Perawatan pascaoperasi kata dokter yang menangani butuh waktu 3 bulan.
 Benar- benar ujian terberat bagi nenek yang sudah renta mendapat sakit seperti ini. Berbaring, miring kanan, miring kiri, kata nenek sakit sekali.

Pascaoperasi  belum genap sebulan, Nenek menjalani perawatan di rumah. Sakit perut yang teramat dahsyat dan tak kuasa menahan kesakitan, nenek dirujuk kembali ke rumah sakit. Diagnosa dokter inveksi saluran kencing . Nenek pun opname lagi 5 hari.

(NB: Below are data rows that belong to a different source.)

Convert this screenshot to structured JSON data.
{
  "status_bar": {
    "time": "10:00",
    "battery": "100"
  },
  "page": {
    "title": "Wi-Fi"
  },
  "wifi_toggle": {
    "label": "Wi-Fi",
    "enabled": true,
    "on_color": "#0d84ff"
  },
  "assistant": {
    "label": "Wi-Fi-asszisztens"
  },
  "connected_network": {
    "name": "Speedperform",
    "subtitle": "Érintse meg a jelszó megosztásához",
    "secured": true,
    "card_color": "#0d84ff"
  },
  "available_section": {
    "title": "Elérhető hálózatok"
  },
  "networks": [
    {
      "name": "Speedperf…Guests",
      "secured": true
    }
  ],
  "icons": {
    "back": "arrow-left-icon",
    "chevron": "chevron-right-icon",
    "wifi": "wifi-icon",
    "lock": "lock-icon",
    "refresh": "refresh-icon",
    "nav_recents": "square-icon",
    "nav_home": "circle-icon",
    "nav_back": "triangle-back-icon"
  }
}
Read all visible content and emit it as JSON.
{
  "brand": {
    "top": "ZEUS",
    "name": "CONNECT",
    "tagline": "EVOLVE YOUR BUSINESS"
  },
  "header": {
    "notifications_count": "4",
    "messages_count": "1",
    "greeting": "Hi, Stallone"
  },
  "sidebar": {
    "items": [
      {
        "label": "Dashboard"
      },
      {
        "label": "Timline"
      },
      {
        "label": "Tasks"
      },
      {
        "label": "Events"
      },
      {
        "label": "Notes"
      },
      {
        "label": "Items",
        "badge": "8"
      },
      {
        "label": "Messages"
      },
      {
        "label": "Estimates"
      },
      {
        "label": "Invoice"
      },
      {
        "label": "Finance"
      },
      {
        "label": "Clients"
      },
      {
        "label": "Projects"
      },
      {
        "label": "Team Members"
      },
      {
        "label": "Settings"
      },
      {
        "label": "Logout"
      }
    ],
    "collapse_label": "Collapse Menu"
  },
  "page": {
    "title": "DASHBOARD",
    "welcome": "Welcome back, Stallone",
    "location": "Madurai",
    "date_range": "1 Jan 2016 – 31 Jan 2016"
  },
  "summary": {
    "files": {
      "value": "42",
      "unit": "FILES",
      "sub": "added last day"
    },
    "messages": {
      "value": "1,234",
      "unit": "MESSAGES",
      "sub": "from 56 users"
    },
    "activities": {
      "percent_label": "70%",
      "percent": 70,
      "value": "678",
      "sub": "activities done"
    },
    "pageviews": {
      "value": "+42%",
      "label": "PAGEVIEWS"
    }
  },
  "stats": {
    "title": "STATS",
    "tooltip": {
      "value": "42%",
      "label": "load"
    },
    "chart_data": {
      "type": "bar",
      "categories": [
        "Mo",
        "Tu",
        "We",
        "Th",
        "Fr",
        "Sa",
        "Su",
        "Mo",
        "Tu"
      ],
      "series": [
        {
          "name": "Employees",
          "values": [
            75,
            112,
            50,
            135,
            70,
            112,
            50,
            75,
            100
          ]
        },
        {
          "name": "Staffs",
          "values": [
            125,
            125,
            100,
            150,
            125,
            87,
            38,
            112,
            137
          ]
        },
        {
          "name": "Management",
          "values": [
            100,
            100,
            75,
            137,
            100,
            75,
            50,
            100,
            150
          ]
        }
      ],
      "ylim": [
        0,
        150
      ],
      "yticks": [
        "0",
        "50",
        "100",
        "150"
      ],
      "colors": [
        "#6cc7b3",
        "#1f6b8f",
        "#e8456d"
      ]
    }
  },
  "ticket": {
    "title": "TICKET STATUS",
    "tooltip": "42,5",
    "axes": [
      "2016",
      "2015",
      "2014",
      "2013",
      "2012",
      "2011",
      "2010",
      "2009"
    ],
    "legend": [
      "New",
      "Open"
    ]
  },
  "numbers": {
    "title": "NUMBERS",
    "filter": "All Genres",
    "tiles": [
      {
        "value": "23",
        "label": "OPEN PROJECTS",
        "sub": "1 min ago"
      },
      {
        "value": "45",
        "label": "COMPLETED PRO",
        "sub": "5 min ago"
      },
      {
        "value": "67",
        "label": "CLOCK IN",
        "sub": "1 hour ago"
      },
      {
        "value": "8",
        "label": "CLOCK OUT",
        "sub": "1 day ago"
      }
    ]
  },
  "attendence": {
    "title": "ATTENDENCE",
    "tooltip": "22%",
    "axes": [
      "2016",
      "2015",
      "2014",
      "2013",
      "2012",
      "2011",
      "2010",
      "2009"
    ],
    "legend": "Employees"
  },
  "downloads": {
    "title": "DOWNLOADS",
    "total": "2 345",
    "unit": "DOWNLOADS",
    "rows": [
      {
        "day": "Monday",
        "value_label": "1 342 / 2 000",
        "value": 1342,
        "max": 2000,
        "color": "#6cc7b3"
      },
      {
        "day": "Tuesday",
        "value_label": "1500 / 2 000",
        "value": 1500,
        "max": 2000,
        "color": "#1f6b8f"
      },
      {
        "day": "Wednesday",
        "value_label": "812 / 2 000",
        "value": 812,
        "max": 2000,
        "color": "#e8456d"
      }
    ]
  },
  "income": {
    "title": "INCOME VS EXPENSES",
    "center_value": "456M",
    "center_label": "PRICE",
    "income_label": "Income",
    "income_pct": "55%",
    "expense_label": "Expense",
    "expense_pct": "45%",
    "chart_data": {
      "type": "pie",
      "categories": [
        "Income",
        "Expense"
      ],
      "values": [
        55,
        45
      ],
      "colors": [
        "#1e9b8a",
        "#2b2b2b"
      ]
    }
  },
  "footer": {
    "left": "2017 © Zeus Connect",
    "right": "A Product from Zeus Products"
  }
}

 Kasihan sekali! Meleset dari prasangkaan manusia.  Baik nenek atau siapa pun menduga jika melalui tindakan operasi ( patah tulang, retak ) segera teratasi. Nyatanya prediksi itu salah besar. Nenek tetap saja dengan rintihan, dan erangan seperti awal. Sakitnya bertambah- tambah. Faktor usia bisa jadi banyak mempengaruhi, yah, nenek sudah 88 tahun usiannya, organ- organ tubuhnya sudah banyak yang aus.

"Ayo sini semua foto, buat kenang- kenangan, tahun depan belum karuan bisa ketemu lagi seperti ini!", perintah nenek pada semua yang hadir, usai acara salat Id fitrih 1442 H di teras depan rumahnya . 

Salat Id kala pandemi, saat salat Id harus dilakukan di rumah- rumah. Aku bersama suami serta kedua anakku lebih memilih salat di rumah nenek, bersama kerabat dekat yang kala itu sekitar 30 orang. Nenek terlihat sumringah dengan senyum mengembang  dalam jepretan kamera android. Kami bergantian dan mengantre untuk mengabadikan foto bersama nenek. 

Dari generasi 1 ( ibuku) bersama saudara- saudaranya yang hadir. Terus masing- masing keluarga generasi 1 ( anak, cucu dan menantu). Para cucu dan menantu putra, para cucu dan menantu putri. Mengenang itu bahagianya. Sungguh merupakan kebersamaan yang penuh kesan. Walau kondisi lebaran saat itu bisa dikatakan sepi. Covid memang membatasi kebersamaan  momen Idul Fitrih di rumah nenek. Namun senyuman nenek mengembang ceria sekali.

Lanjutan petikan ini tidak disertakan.